KAYAK KAYAK KAYAK and a buddy one holds the rig on the beach and the other paddles it out. I have a future beach 144 for sale 300 dollars if you're interested. It's not top of the line but it is a really nice kayak, way better than anything else in that price range, the most stable kayak i've been in. That's the best way i know of, and the safest. Shouldn't be shark fishin without a buddy anyway if you can help it! I'll sell it with all the fixins, life jacket, paddle, rod holders installed including a front mounted one


----------



## keperry1182

as far as bait goes, i use spanish makerel. Ladyfish is my second option both can be caught easie peasie trollin a gotcha right of the beach. but anything that bleeds will work eventually i think!


----------



## J.Sharit

If your fishing for big sharks it's almost impossible without a canoe or yak.
You can float your bait in a box if the wind is right. But most wind this time of year is out of the south. So floating a bait in the gulf is not an option 
although it will work in the bay this time of year.


----------



## doctorg28

thanks, i use a senator with 80lb mono. im thinking bout putting lighter line so i can take it out farther. is that a smart move or should i stay with the heavy line


----------



## keperry1182

Go to braid, with a mono or floro topshot. Capacity and strenght


----------



## Bump_N_Twitch

keep the mono imo. what size senator you got? even if its a 4/0 itll hold 3-400 yards of 80lb mono. and kayak for the bait


----------



## eddiem84

Definitely need a kayak, canoe, surfboard, something....

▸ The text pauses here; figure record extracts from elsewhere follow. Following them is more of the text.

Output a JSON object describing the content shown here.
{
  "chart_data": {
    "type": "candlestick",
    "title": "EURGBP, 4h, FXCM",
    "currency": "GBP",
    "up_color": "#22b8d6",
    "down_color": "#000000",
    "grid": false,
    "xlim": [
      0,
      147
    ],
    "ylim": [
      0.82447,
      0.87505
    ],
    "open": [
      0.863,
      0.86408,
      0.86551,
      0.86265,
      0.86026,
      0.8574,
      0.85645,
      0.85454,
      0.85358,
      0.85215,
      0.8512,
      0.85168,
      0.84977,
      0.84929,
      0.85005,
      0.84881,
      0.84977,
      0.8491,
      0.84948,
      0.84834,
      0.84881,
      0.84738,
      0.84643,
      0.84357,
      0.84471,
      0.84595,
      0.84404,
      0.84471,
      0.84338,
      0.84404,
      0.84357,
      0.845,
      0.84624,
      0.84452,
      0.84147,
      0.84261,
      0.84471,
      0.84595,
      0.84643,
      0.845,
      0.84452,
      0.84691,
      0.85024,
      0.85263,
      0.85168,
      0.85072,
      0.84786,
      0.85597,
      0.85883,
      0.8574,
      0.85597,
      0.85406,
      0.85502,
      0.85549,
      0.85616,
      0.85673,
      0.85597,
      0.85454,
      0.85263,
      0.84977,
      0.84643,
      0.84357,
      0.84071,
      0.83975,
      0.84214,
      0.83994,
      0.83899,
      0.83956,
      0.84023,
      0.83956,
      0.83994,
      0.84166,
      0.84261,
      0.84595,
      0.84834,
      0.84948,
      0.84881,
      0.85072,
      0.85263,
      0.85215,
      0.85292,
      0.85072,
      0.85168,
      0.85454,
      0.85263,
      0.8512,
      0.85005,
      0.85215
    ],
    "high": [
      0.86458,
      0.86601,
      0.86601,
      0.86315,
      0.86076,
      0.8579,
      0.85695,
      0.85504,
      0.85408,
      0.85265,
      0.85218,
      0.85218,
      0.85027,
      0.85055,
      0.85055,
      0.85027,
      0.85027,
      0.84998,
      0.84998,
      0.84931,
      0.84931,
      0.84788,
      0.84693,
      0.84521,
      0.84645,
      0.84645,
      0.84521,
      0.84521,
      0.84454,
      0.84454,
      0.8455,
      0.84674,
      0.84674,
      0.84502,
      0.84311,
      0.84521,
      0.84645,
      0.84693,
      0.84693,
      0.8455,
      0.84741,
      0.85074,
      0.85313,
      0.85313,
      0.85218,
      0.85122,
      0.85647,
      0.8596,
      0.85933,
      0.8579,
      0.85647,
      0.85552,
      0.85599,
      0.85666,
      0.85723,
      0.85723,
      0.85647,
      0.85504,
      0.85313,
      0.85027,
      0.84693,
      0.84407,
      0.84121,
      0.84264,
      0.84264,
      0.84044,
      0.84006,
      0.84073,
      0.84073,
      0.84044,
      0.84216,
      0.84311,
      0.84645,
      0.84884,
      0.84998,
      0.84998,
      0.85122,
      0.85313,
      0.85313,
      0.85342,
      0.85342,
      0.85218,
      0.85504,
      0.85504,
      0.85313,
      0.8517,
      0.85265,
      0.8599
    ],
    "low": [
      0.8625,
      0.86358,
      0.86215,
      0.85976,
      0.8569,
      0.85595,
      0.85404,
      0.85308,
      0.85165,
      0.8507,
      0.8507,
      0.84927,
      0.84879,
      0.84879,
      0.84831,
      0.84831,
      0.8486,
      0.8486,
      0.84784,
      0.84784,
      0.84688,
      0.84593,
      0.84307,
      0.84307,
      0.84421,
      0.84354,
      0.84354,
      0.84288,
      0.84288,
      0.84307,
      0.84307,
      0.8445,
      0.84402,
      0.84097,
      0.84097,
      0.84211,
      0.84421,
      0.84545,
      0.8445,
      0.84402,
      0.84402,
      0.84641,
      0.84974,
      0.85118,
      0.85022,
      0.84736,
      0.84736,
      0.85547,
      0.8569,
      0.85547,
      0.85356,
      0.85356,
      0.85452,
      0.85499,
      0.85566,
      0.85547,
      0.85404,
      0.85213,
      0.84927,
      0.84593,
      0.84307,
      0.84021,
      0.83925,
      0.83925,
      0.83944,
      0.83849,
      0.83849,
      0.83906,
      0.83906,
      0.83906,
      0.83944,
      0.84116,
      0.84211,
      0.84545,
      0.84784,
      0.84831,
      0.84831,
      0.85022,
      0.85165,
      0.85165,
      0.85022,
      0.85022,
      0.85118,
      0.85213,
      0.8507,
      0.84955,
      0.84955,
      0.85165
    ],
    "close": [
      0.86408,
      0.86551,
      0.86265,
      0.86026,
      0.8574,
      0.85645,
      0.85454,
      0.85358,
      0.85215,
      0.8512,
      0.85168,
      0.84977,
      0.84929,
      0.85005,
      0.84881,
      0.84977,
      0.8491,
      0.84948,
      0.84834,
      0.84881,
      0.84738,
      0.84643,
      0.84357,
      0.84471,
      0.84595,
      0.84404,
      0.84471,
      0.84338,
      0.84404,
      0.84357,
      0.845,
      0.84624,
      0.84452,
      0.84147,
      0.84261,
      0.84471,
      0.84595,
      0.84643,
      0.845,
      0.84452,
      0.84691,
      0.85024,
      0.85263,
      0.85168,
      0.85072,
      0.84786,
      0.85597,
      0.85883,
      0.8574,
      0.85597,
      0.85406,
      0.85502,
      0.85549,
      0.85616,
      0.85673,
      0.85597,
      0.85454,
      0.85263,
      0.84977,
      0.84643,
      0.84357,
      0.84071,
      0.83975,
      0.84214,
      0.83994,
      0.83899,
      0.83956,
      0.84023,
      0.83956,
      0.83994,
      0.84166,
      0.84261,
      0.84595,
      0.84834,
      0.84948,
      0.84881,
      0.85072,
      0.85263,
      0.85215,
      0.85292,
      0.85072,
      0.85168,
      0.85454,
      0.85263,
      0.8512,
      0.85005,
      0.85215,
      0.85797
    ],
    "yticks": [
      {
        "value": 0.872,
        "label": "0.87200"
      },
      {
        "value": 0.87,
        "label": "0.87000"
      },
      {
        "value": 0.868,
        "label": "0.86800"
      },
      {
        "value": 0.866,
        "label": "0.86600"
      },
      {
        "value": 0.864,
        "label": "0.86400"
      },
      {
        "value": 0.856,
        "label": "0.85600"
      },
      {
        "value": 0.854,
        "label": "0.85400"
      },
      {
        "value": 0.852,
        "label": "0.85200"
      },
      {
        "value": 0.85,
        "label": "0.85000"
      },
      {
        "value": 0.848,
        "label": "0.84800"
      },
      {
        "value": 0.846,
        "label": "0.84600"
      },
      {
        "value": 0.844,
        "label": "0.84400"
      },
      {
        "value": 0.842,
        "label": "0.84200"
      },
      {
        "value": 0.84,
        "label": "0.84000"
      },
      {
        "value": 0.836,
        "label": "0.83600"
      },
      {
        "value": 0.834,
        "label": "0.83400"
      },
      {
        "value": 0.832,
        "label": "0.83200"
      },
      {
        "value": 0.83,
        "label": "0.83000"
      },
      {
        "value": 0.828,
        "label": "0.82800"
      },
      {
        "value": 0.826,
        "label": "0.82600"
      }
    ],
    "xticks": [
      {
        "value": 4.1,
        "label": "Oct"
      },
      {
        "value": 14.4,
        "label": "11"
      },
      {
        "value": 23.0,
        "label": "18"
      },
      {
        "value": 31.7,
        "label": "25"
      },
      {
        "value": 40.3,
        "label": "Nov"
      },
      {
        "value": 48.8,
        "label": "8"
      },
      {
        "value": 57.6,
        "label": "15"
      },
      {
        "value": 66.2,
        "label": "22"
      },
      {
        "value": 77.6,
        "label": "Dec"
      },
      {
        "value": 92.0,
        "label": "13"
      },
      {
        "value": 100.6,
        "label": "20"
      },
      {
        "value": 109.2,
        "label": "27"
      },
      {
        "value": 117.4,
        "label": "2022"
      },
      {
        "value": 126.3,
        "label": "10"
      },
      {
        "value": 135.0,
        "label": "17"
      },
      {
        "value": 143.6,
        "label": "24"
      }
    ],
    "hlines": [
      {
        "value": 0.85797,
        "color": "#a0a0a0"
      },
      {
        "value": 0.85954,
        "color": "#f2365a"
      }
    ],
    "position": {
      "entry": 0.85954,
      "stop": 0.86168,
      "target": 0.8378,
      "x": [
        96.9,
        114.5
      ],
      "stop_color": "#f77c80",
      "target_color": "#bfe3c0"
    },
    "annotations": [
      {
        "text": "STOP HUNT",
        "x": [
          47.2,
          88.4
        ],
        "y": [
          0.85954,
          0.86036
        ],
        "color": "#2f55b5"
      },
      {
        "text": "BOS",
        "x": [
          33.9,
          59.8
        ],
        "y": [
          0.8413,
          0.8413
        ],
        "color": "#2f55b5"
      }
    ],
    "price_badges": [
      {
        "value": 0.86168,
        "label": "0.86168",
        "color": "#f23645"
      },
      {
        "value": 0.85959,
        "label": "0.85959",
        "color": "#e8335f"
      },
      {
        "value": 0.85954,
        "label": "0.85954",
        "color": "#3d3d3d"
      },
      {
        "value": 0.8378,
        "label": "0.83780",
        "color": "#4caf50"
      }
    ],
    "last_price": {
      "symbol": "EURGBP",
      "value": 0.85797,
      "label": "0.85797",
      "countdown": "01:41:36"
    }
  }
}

I would switch to braid to increase your line capacity if you are serious about it and want to catch some big sharks.

Mullet is a great bait for anything and everything, but I agree with the above poster, spanish mackeral and/or ladyfish would be better.


----------



## Bump_N_Twitch

if u can catch a stingray theyre the best bait. cut the wings off and make slices down its back right before you take it out.


----------



## John-1987

this is just an idea but has anyone tried making a pneumatic "potato gun" to get bait out? It seems like it would work if you use low pressure and your line doesn't snag


----------



## Bump_N_Twitch

you would have to pull out all your line and coil it up or youd get like 30 yards lol


----------



## CallMeQuig

I think you will find one thing in common with the replies... KAYAK! We usually get fresh mulet from Joe Patties and have no problem bringing in 6'+ catches.


----------



## CCC

And don't forget the sound, no surf to fight and there are some BIG @ss sharks in it. west of Bob Sikes bridge accross from chicken bone beach will get you some big boys !


----------



## devinsdad

True Dat CCC! Me and CallMeQuig have had at least 2-3 hookups there that were pretty large. The last one almost spooled my 6/0 with 80lb mono. Never could really even slow him down.
Damn pilings marking the new reef finally got the best of me. ;o(


----------



## doctorg28

Thanx everyone. Went out a couple nights ago and caught me a good 5foot spinner.


----------



## bleachcola

Bump_N_Twitch said:


> what size senator you got?


This is important. 80lb test is overkill for the smaller Senators. I wouldn't start spooling with 80lb until you get up to a 12/0. You're better off spooling with 50lb mono and getting the extra capacity out of it. If you want to use a line rated for 80lb then you need to go with braid on the 6/0 and 9/0. And if you're spooling a 4/0 with 80lb then that's just crazy.


----------



## Bump_N_Twitch

i got 80 on my 4/0 cuz it was on sale. 19 bucks for 1000yds of Ande. i cant roll out 50 bucks for braid


----------